Kai laughs. Abass regards it as a privilege to sleep in Kai’s room and dreams of the day when the room will be his.

‘OK, well, let’s see.’

Together they carry plates of food out to the bench on the verandah, where they eat and watch the world as it goes by.

A rush of air, he can feel his cheeks distort with the force of it. His stomach flips over. He is falling. Falling. The stinging slap of water.
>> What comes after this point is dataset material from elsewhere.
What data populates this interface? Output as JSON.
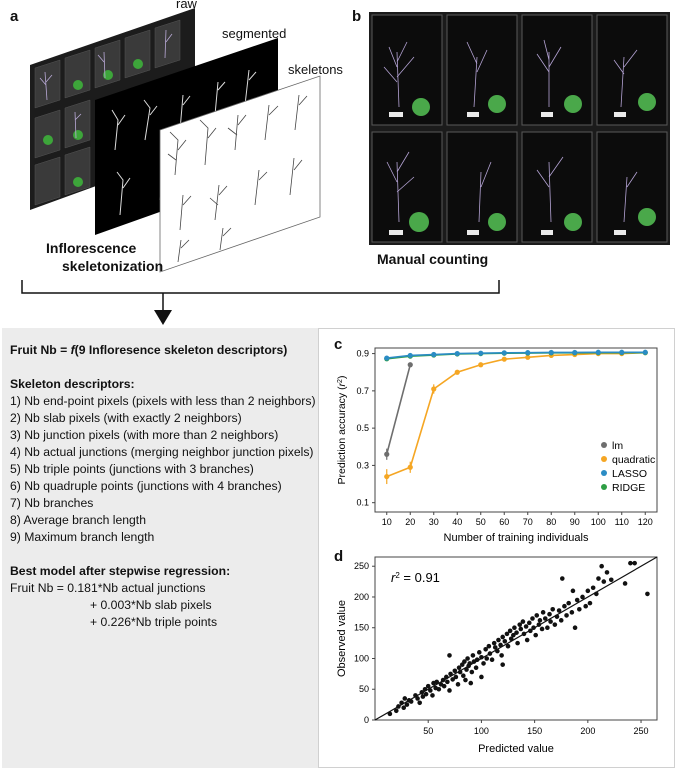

He wakes with a jolt convinced he has levitated, that he may actually have felt the impact of the bed. It takes several minutes for his breathing and his heart rate to return to normal. When it does he can hear the ticking of his watch on the night stand, the howl of dogs calling to one another in the night, the same wavering notes endlessly repeated. He gets up and picks his way through the house. The odd murmur, the occasional sigh accompany his passage. By his reckoning it is around four, the darkness has begun to lift. This is the third night in a row and the lack of sleep is beginning to tell on him. If tonight he doesn’t get a few more hours it will start to affect his work, his concentration, even his hands. He sits and waits for sleep, though he knows it may be as far off as the coming dawn. After an hour he rises and goes back into the house, only partially retracing his steps, to Abass’s room. The child lies asleep on the bed. He picks up the child’s light body and leaves the room. Abass’s thumb falls from his mouth, his hand trails over Kai’s shoulder.